In spite of being so fierce, the fire raged on until 08:30.
Du Preez said, “If the wind had been blowing, the fire would have spread and it could have been bye-bye Bedford.”
A handful of neighbours, some of whom were in their pyjamas, soon gathered to witness the destruction of the building and its contents which included rafters for low-cost housing and thousands of rands’ worth of electrical consumables and equipment.
No one was injured as the caretaker, who normally sleeps on site, was absent.
Three non-functional municipal vehicles, two bakkies and a tractor, were undamaged despite being parked dangerously close to the inferno.
Meanwhile, Van Riebeeck Street resident, Ian Brouwer, took action. When he discovered there was no hose on the municipal fire extinguisher, he rushed home to connect his own hose pipes to his borehole pump.
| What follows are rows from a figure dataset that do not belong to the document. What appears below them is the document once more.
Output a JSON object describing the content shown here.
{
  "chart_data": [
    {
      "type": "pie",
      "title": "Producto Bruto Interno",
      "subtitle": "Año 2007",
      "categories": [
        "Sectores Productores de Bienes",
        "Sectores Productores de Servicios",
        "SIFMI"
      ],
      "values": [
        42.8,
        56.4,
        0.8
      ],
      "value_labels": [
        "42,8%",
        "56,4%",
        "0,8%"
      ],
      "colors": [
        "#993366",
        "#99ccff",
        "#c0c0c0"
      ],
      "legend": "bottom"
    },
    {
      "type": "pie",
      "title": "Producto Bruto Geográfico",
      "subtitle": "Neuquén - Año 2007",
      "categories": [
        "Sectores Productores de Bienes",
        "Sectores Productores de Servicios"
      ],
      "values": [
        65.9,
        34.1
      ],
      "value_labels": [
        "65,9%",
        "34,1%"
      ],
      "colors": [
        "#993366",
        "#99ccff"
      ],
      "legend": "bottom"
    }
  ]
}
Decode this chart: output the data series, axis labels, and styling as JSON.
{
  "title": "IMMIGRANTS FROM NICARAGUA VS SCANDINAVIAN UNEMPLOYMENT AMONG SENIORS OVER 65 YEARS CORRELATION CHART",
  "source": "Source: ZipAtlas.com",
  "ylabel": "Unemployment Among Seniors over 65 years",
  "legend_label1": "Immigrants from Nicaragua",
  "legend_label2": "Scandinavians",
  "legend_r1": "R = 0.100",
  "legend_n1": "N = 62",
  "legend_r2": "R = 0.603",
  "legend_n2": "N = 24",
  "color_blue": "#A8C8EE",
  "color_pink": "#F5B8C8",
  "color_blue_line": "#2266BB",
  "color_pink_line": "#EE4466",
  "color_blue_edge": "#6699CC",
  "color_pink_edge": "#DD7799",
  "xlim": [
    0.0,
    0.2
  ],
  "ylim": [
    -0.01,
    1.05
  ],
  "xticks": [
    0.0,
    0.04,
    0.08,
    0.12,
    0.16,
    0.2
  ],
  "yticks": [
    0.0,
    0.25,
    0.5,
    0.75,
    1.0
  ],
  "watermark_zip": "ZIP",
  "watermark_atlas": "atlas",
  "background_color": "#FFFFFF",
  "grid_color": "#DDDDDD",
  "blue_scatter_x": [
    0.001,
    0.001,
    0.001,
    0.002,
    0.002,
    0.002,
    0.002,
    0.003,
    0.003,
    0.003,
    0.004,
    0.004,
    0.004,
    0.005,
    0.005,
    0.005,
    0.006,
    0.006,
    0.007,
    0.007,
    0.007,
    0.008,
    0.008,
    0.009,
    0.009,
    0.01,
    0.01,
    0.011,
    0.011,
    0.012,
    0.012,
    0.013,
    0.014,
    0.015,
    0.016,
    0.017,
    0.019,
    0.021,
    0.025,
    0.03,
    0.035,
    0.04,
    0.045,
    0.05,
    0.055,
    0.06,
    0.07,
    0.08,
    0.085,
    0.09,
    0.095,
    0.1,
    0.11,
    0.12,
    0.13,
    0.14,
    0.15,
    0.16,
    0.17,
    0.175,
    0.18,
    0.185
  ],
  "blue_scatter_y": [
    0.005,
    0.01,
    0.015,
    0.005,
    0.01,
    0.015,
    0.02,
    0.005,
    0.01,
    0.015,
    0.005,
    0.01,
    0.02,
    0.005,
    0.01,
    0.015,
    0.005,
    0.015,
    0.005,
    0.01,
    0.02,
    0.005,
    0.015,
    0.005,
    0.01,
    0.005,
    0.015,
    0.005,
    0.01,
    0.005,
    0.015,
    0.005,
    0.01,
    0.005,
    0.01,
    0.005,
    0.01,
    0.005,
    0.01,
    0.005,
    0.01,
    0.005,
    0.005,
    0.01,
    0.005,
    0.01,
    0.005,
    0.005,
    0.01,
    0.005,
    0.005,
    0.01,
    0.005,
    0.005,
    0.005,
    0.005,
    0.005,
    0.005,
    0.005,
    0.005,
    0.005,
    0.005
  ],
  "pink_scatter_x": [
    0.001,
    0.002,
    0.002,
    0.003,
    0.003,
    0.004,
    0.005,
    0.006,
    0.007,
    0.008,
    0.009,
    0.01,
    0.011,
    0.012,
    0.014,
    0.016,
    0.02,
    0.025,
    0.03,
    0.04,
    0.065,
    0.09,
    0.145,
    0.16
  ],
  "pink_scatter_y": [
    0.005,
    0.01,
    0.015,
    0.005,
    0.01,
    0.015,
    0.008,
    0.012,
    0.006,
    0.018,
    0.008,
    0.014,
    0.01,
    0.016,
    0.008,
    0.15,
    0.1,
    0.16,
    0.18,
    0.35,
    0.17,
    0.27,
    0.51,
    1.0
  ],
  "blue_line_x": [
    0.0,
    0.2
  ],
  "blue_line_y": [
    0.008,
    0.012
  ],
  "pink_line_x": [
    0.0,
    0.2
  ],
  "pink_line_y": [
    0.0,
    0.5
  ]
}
By then the roof on the old building had collapsed in a tangle of buckled iron. At the time of going to press, the cause of the fire was still being investigated.
The story lives on
“Although the building may be destroyed, its story will live on,” said Bedford’s history tour guide, Sylvia Gaizer. She said the building dated back to the late 1800s and was originally St Columbus Primary School, financed by the Roman Catholic Church.
It served the so-called coloured community which was subsequently removed from the vicinity during the apartheid era. Indigent families of European origins had also benefited from the excellent education offered.
By 1905 it was dubbed ‘the poor school’, as opposed to the upper class Bedford Convent on the site now occupied by the Bedford Retirement Village.
Nonetheless, in St Columbus Primary’s heyday (1901 to 1918), headmistress, Mrs McLeod, achieved an exceptionally high standard of tuition in English grammar and reading. Alumni of the school always spoke impeccable English.